County: Meath Site name: SCURLOCKSTOWN
Sites and Monuments Record No.: SMR 37:11 Licence number: 01E0316 ext.
Author: Alan Hayden, Archaeological Projects Ltd.
Site type: Building, Bawn, Metalworking site and Kiln
Period/Dating: Late Medieval (AD 1100-AD 1599)
ITM: E 680283m, N 756021m
Latitude, Longitude (decimal degrees): 53.547980, -6.788549
Testing in December 2001 (Excavations 2001, No. 1051) had revealed the survival of medieval and post-medieval walls, floors and features at the west side of the site, near a now demolished tower-house. Scurlockstown also contains a possible motte (SMR 39:9) and a medieval church and graveyard (SMR 37:10) that lie 100m north-west of the site. This arrangement is suggestive of the former presence of a medieval manorial settlement. The eponymous Sir John Scurlock is supposed to have been granted the site by de Lacy in the 1170s or 1180s.
Additional testing and excavation was undertaken in March 2003. Ten 2m-wide trenches and four larger areas were opened. None of the features uncovered was completely excavated, as the exercise was intended more as an assessment than a full-scale excavation.
The earliest features uncovered consisted of silt-filled ditches, gullies and slots associated with spreads of burnt material. None was completely excavated, as they underlay later features that were to be retained. The excavated parts of the early features contained only Leinster cooking ware pottery and are likely to have been of 12th- or 13th-century date. They may be the remains of either a settlement contemporary with the motte or more likely of the village and defended site that replaced the motte but pre-dated the tower-house.
A large medieval stone-walled barn overlay the early features. The building measured 7m by 13m externally, had clay-bonded stone walls up to 0.9m in thickness and an internal floor area of some 72m2. A wide doorway located centrally in one of the long sides opened onto a broad path that crossed the short axis of the building. One side of the building was divided into three stalls for horses, while the other half was divided in two areas, one paved, the other unfloored. Buildings of this type and date are extremely rare in Ireland, but the horse stalls find a convenient parallel in the stables excavated in the 14th-century fore-work of the nearby Trim Castle keep.

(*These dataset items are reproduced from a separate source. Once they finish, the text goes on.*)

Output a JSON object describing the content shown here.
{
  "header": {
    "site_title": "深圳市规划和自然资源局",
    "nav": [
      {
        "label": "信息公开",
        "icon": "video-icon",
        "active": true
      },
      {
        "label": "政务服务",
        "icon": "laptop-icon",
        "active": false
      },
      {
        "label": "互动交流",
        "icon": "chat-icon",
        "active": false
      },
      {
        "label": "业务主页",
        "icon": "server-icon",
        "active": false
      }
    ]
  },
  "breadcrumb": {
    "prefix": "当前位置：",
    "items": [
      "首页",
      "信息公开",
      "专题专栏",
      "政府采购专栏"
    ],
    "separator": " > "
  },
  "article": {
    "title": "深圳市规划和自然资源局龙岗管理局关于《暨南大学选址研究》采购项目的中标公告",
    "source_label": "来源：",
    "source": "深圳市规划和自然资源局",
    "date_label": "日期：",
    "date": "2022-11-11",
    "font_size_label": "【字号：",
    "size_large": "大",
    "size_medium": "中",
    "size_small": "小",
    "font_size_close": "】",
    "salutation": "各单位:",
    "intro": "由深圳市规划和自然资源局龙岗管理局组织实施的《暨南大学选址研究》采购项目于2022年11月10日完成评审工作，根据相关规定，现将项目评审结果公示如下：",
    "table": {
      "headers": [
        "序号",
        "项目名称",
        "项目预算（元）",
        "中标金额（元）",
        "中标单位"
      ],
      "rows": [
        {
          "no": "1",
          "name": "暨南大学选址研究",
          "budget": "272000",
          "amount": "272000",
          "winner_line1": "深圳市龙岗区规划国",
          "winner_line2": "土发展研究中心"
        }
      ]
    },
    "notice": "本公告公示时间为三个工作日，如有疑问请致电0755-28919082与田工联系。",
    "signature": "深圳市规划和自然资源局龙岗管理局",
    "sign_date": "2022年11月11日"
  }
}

The few finds from the building consisted largely of sherds of Leinster cooking ware. The building therefore could be of 12th–15th-century date. Several isolated pits and gullies associated with medieval agriculture were also revealed around the buildings.
The burnt remains of a smaller stone-footed timber building lay south of the barn.
A large stone wall overlay one of the earlier infilled ditches north of the barn. It may have had a defensive function and either pre-dated the tower-house or was part of a bawn around or building near it.
Further south, the remains of a post-medieval possible smithy or forge lay near a mid-17th-century kiln. The forge/smithy measured 3m by 5.6m and appeared to have been completely open on its west side, where it overlooked a rough cobbled roadway. Other cobbled yard surfaces lay further south of the forge/smithy.
The area of the site containing the features described is not to be developed and they will be left undisturbed beneath a thick covering of topsoil.